Signs and symptoms associated with amphetamine use include mydriasis (dilated pupils), sweating, increased temperature, tachycardia (rapid pulse), and hypertension. Patients seeking medical attention usually complain of chest pain, palpitations, and shortness of breath.

"Heavy use" (involving large quantities) of amphetamines is physically addicting, and even "light use" (involving small amounts) can cause psychological dependence. Tolerance to increasingly higher doses develops and withdrawal can occur from these levels. Abruptly stopping chronic amphetamine use does not cause seizures or present a life-threatening situation. The withdrawal is typically characterized by apathy, lethargy, muscle aches, stomachaches, increased appetite, anxiety, sleep disturbances, and depression with suicidal tendencies.

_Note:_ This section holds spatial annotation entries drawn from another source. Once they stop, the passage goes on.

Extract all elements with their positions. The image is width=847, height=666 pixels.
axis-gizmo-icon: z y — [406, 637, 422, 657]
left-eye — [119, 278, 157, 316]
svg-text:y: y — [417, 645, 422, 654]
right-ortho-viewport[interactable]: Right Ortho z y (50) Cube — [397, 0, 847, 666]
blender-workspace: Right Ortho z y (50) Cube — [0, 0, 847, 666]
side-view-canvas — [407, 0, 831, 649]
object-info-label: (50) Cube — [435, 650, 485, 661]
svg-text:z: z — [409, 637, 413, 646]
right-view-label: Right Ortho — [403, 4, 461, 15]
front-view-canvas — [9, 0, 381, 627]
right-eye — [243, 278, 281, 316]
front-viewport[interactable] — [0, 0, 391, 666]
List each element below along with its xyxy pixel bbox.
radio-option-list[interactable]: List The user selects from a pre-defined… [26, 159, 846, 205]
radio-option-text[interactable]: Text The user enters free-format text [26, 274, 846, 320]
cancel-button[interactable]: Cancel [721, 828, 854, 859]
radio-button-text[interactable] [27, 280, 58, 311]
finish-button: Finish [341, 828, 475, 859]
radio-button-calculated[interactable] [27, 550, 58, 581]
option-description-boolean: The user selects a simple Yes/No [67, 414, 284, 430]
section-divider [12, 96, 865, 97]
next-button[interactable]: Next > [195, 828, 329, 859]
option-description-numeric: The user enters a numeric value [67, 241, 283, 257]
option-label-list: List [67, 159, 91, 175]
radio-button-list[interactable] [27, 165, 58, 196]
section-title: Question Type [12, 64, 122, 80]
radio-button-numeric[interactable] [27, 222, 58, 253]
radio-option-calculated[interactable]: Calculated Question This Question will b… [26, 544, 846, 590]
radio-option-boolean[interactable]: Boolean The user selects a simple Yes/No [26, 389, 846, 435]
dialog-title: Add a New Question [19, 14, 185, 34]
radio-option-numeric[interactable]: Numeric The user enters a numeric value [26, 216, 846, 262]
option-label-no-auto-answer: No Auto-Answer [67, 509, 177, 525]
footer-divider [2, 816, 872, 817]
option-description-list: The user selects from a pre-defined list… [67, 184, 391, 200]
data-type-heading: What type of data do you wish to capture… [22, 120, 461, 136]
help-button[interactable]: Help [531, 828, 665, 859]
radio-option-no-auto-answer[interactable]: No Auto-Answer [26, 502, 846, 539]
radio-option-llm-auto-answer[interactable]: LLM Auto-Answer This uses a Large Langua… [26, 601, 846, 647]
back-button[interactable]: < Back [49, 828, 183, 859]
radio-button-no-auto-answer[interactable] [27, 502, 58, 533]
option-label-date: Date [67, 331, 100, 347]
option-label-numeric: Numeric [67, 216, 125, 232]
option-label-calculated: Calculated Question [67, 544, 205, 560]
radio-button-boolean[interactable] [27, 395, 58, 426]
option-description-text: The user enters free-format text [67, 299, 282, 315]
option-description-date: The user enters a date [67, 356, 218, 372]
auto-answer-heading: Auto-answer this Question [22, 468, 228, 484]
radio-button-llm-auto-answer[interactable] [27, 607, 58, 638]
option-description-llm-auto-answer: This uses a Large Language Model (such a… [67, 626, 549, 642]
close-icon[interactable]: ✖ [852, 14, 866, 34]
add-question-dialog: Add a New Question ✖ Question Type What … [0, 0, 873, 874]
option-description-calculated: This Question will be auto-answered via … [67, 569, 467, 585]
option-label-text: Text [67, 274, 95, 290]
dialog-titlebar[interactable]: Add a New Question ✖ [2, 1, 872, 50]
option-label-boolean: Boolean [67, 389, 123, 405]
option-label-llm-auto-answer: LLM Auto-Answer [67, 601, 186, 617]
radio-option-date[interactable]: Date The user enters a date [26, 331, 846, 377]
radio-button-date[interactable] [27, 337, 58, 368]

Cocaine, although classified as a narcotic, acts as a stimulant and is commonly abused. It is relatively ineffective when taken orally; therefore, the abuser either injects it into the vein or "snorts" it through the nose. Its effect is much shorter than that of amphetamines, and occasionally the abuser may inject or snort cocaine every few minutes in an attempt to maintain a constant stimulation and prevent depression experienced during withdrawal (come- down). Overdose is very possible, often resulting in convulsion and death.

The physical symptoms observed in the cocaine abuser will be the same as those observed in the amphetamine abuser.